Future work includes widening this analysis with other data sets to verify the stability of the results. Other execution configurations should also be explored. For instance, instead of using single node simulations, spanning the execution of GROMACS to several cluster nodes should also be taken into account. Additionally, other GPU generations (such as the NVIDIA V100 GPU featuring more cores and more memory) should also be addressed to assess the feasibility of our proposal in recent cluster deployments. Finally, instead of making throughput projections, the actual performance of mixed GROMACS configurations should be investigated. Furthermore, according to our experience with the GROMACS simulations conducted in this study, energy consumption is probably lower when the multi-tenant virtual GPU strategy is leveraged. Thus, the exact energy requirements of such mixed configurations should also be analyzed. In this regard, if our intuition is confirmed, not only throughput would be increased but also total energy required to complete the MD simulations would be reduced.
Footnotes
Acknowledgments
The authors would like to thank NVIDIA for hardware donation under GPU Educational Center 2014–2016 and Research Center 2015–2016. They thank the CTE-POWER for providing computer resources and Barcelona Supercomputing Center – Centro Nacional de Supercomputaciòn (RES-BCV-2018-3-0008) for providing the technical support. They are also grateful to Mellanox Technologies Inc. for their generous support. They also acknowledge Professor Pradipta Purkayastha, from the Department of Chemical Sciences, Indian Institute of Science Education and Research (IISER) Kolkata, for kindly providing the initial ligand and DNA structures.

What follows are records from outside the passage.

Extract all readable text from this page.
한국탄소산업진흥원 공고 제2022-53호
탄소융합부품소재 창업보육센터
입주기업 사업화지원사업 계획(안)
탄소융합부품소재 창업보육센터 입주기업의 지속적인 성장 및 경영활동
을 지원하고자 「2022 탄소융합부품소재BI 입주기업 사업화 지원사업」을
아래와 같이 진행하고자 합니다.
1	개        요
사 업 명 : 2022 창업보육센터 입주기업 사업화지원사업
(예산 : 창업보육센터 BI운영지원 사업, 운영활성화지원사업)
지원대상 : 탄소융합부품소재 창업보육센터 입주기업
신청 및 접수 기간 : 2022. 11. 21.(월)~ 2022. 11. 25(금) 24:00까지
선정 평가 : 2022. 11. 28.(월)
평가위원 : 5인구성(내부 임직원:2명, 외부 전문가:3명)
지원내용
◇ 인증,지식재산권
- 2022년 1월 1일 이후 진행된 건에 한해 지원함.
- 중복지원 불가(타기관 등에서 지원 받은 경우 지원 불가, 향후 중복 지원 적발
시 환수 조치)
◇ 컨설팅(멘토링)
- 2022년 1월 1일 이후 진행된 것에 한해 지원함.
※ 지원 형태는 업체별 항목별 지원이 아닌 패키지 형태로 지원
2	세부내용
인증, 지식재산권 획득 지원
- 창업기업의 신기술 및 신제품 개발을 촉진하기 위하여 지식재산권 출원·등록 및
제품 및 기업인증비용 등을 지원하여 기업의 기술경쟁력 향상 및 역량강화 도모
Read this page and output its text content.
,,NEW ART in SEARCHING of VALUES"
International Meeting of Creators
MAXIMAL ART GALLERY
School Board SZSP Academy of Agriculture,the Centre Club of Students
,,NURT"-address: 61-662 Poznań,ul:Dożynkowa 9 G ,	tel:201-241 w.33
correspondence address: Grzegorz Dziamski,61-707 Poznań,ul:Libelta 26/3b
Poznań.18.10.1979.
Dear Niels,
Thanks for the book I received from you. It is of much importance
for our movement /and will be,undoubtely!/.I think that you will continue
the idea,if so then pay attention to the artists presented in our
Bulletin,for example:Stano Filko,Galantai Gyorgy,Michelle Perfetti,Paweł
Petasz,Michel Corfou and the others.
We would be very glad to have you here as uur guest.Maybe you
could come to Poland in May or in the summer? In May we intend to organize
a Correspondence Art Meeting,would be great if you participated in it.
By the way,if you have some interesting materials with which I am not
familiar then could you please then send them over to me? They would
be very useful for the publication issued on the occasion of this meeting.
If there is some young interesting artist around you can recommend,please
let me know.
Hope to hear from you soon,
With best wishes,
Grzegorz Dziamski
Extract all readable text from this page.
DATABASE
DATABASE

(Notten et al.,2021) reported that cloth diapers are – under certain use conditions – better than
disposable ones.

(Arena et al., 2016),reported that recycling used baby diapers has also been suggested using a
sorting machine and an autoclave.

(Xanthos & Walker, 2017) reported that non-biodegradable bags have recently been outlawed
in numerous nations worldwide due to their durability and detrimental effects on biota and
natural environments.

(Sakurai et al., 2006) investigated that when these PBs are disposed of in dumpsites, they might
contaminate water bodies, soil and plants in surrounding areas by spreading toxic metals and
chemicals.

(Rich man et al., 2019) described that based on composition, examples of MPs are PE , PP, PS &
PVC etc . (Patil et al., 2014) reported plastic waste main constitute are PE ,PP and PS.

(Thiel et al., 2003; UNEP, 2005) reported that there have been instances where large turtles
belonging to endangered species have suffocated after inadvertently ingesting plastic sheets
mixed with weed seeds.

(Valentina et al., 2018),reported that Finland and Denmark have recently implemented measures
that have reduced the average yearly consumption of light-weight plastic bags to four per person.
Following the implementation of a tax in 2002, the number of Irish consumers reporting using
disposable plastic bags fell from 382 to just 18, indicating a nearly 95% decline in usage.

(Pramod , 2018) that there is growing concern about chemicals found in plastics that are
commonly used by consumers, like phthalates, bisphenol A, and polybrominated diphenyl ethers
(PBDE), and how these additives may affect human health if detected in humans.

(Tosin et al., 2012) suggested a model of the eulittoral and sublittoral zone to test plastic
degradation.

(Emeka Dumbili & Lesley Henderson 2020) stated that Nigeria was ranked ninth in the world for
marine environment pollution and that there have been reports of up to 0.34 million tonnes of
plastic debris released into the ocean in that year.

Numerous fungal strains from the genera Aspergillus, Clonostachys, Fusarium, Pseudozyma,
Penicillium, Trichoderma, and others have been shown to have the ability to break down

Declaration of conflicting interests
The author(s) declared no potential conflicts of interest with respect to the research, authorship, and/or publication of this article.
Funding
The author(s) disclosed receipt of the following financial support for the research, authorship, and/or publication of this article: This work was jointly supported by the Fundación Séneca (Agencia Regional de Ciencia y Tecnología, Región de Murcia) under grants (20524/PDC/18, 20813/PI/18, and 20988/PI/18) and by the Spanish MEC and European Commission FEDER under grants TIN2015-66972-C5-3-R, TIN2016-78799-P, and CTQ2017-87974-R (AEI/FEDER, UE). Researchers from the Universitat Politècnica de València are supported by the Generalitat Valenciana under grant PROMETEO/2017/077.